Some interesting research we've been made aware of:
The Cochrane Incontinence project is looking at maternal incontinence and pelvic organ prolapse (POP), among other things;
Professor Cathryn Glazener at the Health Services Research Unit at the University of Aberdeen specialises in incontinence, and in previous research has investigated the causes of perineal pain;
studies have investigated difficult or painful sex after birth obgyn.onlinelibrary.wiley.com/doi/full/10.1111/j.1471-0528.2000.tb11689.x;
RCOG and RCM's OASI (obstetric anal sphincter injury) project is investigating the rise in OASI cases in the UK over the past ten years, and has found that guarding the perineum during delivery seems to significantly reduce third-degree tears.
To everyone who's spoken about postnatal physio: there's a trial underway right now into the effectiveness of this and we've been invited to a stakeholder day at The Shard in London in June - they'd like a couple of MNers to come along (you don't have to have personal experience of physio) to contribute. If you fancy coming along do drop us an email on firstname.lastname@example.org and we'll give you the details. (There are travelling expenses, and babes in arms are welcome - but no facilities for older children.) [EDITED BY MNHQ to correct 'April' to 'June']
And to those who've talked about more information antenatally - yes, this is another thing a few clinicians have raised with us: the importance of women understanding what a 'red flag' looks like, postnatally, and knowing where to get help. This would mean more information antenatally, and also postnatally.
@insertquirkyname Oh my goodness - your account of being sewn to the bed (if I read that right?) is horrific!
to all of you who have shared your experiences here, thank you
I asked for advice about a suspected prolapse during a smear test last year, only to be asked whether my husband had noticed anything. When I replied that we weren't having sex at the time (because of my discomfort, the nurse made a sort of wide-eyed chicken bum face and said: "Oooo, bet he can't be very happy about that!" I nearly cried with frustration. And didn't ask her what she thought I should do next. Haven't been to see anyone about it either, although symptoms have improved a bit.

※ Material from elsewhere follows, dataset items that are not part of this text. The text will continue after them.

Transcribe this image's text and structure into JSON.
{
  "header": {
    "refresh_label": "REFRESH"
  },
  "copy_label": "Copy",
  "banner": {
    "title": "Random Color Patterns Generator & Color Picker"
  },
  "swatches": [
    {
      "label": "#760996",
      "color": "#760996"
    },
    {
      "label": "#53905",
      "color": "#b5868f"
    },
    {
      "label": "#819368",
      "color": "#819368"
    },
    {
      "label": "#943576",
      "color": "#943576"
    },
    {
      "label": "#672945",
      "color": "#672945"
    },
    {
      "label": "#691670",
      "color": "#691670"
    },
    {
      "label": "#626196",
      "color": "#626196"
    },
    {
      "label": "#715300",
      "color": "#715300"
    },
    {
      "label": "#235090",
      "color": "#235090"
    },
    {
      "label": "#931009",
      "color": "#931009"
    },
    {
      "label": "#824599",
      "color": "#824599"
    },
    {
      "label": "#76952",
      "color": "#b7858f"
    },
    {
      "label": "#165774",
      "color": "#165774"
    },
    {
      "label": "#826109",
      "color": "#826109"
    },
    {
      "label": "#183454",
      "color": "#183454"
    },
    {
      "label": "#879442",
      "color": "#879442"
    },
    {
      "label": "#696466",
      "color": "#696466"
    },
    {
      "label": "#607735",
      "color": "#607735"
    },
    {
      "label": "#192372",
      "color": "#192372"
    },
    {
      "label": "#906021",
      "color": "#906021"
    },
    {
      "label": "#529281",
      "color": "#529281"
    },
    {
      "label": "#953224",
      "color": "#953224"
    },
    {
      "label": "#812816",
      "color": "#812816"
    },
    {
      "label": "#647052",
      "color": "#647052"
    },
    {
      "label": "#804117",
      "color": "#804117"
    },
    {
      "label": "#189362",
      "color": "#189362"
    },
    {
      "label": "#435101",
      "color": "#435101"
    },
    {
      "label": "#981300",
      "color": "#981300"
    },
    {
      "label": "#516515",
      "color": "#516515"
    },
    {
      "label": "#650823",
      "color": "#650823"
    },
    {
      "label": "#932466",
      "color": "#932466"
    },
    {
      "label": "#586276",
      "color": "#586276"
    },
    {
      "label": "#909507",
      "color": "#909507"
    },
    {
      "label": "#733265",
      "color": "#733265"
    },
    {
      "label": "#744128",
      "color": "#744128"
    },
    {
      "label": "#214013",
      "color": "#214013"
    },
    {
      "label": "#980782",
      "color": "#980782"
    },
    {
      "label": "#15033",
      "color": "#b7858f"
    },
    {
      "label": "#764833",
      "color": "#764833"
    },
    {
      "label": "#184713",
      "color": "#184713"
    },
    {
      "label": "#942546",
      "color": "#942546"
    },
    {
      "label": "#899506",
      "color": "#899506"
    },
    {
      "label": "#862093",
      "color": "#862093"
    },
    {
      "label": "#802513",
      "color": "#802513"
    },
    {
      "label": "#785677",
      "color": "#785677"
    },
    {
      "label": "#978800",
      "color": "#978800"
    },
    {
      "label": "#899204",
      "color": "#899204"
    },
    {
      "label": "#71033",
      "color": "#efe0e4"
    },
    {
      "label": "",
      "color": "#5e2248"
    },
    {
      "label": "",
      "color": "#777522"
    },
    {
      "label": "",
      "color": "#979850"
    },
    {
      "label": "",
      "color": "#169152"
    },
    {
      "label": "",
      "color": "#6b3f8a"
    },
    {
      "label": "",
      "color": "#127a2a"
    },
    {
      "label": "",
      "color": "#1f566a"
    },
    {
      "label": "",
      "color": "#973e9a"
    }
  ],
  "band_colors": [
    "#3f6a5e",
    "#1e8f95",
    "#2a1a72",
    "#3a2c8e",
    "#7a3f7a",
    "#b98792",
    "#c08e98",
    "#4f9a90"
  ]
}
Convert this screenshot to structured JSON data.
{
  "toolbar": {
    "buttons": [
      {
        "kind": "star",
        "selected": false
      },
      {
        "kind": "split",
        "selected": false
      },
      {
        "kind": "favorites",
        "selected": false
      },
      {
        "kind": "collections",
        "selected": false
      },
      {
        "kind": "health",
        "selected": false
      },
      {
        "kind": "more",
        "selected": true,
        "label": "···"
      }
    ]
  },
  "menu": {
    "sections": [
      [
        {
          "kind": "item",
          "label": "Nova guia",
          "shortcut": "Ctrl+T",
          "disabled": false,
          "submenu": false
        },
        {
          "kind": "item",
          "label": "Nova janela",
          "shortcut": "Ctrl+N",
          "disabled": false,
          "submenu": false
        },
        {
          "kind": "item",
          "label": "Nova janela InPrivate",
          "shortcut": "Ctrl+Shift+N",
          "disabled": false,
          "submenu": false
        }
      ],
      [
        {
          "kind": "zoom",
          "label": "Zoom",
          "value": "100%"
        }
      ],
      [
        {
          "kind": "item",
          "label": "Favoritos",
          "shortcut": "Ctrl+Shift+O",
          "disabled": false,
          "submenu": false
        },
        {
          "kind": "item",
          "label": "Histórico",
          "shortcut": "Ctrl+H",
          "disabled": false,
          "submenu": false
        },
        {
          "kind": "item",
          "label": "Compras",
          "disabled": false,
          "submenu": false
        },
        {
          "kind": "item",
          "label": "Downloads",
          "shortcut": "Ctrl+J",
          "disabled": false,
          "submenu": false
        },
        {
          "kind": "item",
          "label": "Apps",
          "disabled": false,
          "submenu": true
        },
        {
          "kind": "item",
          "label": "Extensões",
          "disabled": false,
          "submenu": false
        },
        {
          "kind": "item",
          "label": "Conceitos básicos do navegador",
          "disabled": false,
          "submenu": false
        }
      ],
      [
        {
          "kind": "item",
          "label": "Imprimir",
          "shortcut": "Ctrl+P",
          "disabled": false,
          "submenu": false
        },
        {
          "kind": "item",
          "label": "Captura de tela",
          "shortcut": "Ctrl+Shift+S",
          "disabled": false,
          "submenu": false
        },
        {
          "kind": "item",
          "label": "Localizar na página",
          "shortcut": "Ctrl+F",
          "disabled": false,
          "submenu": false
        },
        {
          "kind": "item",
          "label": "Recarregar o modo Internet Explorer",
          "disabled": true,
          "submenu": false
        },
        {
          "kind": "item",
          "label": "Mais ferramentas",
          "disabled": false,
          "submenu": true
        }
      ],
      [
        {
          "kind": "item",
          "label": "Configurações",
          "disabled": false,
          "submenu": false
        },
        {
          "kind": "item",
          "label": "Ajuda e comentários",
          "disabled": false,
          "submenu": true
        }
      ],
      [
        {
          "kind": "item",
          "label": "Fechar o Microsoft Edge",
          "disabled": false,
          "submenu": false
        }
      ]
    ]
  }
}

Could there be an online assessment?
I know a physical examination as well as a questionnaire is optimal care but an online questionnaire would detect a lot of issues.
Like others have GP don't necessarily seem to know what questions to ask.
@rowanmumsnet not stitched to the bed- sorry- I was stitched in the delivery suite rather than in a theatre- I Had hundreds of stitches as was cut right up to cervix then tore through perenium- it was a bed where the bottom part came away and there was a tray for all the janky stuff to fall into - as they put the base of that back on they clamped it shut with my bits in there rather than lifting me up the bed!
I don't think women coming on here saying 'well I have had 10 kids and I'm ok.. ..' is particularly helpful. These issues need to be almost 'normalised' so women don't feel scared or embarrassed to share with friends or their GP. Thinking no-one else is in the same boat makes it worse. I had a back to back labour and was left in second stage labour for 4hrs. I then had forceps. It was horrific and I was left with a prolapse which affected my physical and mental health terribly. I have had more children but only because they agreed to a c-section. Ironically the only thing which has helped is having the 'vaginal rejuvination' laser treatment which has cleared my symptoms and changed my sex life. What's the answer? Who knows, I don't think instrumental deliveries should go ahead after a prolonged 2nd stage, it's a hard one unfortunately.